After an initially sluggish response, Australia now joins New Zealand as one of the leading countries in the war on COVID19. Although the “lucky country” has a population 5.1x that of New Zealand, its death rate has per head of population been at a slightly lower rate to that of New Zealand. On 26 April the New Zealand death toll stood at 18; the Australian death toll at just under 90. The number of cases per capita has had a similar trend. Compared to New Zealand’s 1470 as at 26 April, Australia has recorded about 6800.

Initially Australia did not seem to be taking the matter as seriously as New Zealand and it – rightly or wrongly – suffered considerable criticism as a result. Multiple times, despite the risk at that point being well advertized there were reports of large numbers of people at popular leisure spots such as Bondi Beach in Sydney. State Governors and health officials warned the public that if they continued to ignore the warnings much more stringent, large scale stay-at-home orders would be implemented.

For the most part, Australia seems to be complying. Unlike the catastrophic bush fire season of 2019-2020 where the Government of Prime Minister Scott Morrison was blasted both domestically and internationally for its lacklustre response to huge fires ravaging large tracts of the eastern seaboard, the individual State Governments and Federal Government appear to be working together. On 28 March 2020 Australia recorded 454 cases of COVID19; on 26 April 2020 22 cases were recorded.

Like New Zealand and elsewhere there are proponents of Australia going back to work quickly, despite the risk posed by COVID19. Just a few days ago 150 scientists wrote to the Federal Government warning them of the dangers that go with loosening the restrictions too soon.

We need to – and I am pleased to see this happening – start co-ordinating with Australia a phased reopening of our economies and borders. We might have been poles apart on the bush fire response, but Australia is definitely proving to be one of the brighter stars in the COVID19 sky and New Zealand should be grateful for that and encourage them on their way. This is all the more important since it looks like more distant (geographically and COVID19-wise)friends like Britain, the United States and Singapore are not as far out of the proverbial woods as we would like to think. For a while we might have to accept a closed international bubble limited to Australia, New Zealand, maybe Taiwan and also our Pasifika neighbours.

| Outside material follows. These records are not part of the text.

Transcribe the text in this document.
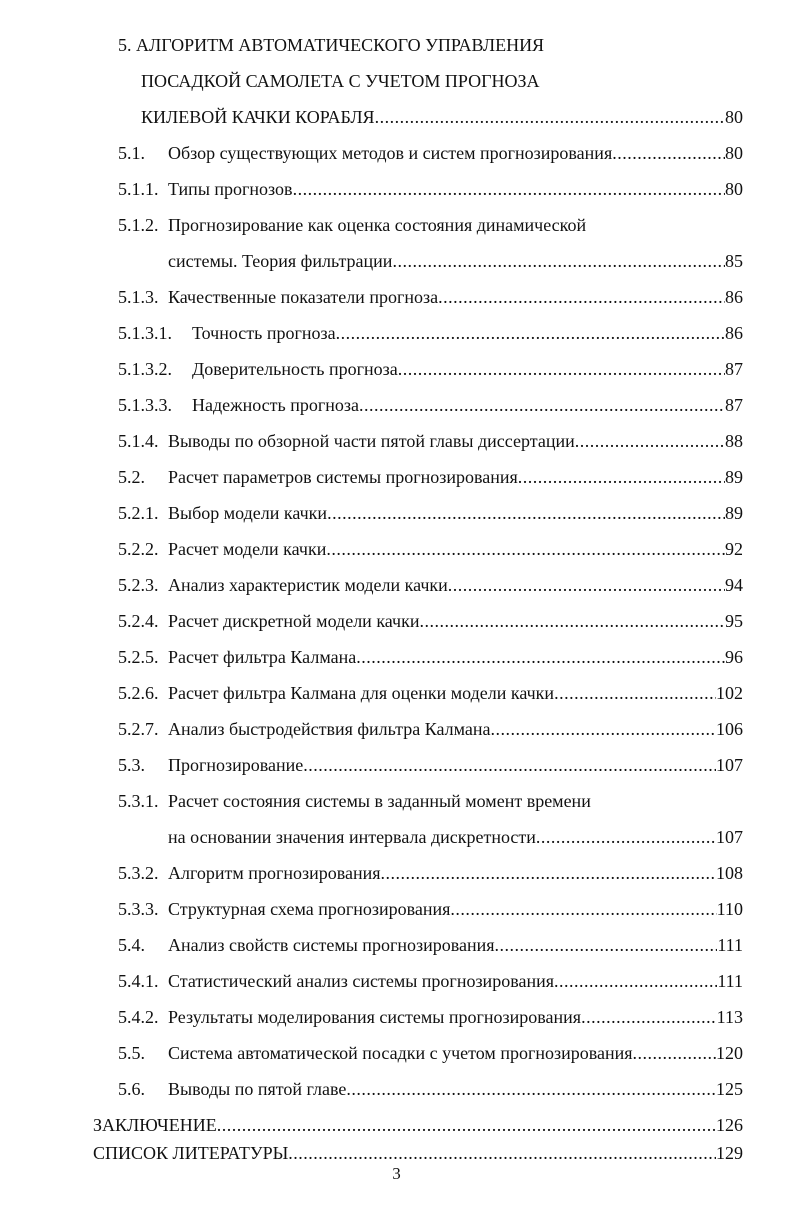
5. АЛГОРИТМ АВТОМАТИЧЕСКОГО УПРАВЛЕНИЯ
ПОСАДКОЙ САМОЛЕТА С УЧЕТОМ ПРОГНОЗА
КИЛЕВОЙ КАЧКИ КОРАБЛЯ .....	80
5.1.	Обзор существующих методов и систем прогнозирования .....	80
5.1.1. Типы прогнозов .....	80
5.1.2. Прогнозирование как оценка состояния динамической
системы. Теория фильтрации .....	85
5.1.3. Качественные показатели прогноза .....	86
5.1.3.1.	Точность прогноза .....	86
5.1.3.2.	Доверительность прогноза .....	87
5.1.3.3.	Надежность прогноза .....	87
5.1.4. Выводы по обзорной части пятой главы диссертации .....	88
5.2.	Расчет параметров системы прогнозирования .....	89
5.2.1. Выбор модели качки .....	89
5.2.2. Расчет модели качки .....	92
5.2.3. Анализ характеристик модели качки .....	94
5.2.4. Расчет дискретной модели качки .....	95
5.2.5. Расчет фильтра Калмана .....	96
5.2.6. Расчет фильтра Калмана для оценки модели качки .....	102
5.2.7. Анализ быстродействия фильтра Калмана .....	106
5.3.	Прогнозирование .....	107
5.3.1. Расчет состояния системы в заданный момент времени
на основании значения интервала дискретности .....	107
5.3.2. Алгоритм прогнозирования .....	108
5.3.3. Структурная схема прогнозирования .....	110
5.4.	Анализ свойств системы прогнозирования .....	111
5.4.1. Статистический анализ системы прогнозирования .....	111
5.4.2. Результаты моделирования системы прогнозирования .....	113
5.5.	Система автоматической посадки с учетом прогнозирования .....	120
5.6.	Выводы по пятой главе .....	125
ЗАКЛЮЧЕНИЕ .....	126
СПИСОК ЛИТЕРАТУРЫ .....	129
3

Does that mean thing are going perfectly? No. Australia, like New Zealand and other countries, is facing internal calls to be done with the restrictions, despite the fact that they are still – like New Zealand and other countries – recording dozens of cases a day as well as deaths. But fortunately our trans-Tasman neighbours seem not to be suffering protests by gun toting anti-Government demonstrators like the United States, or demonstrations such as those happening in Berlin and other German cities.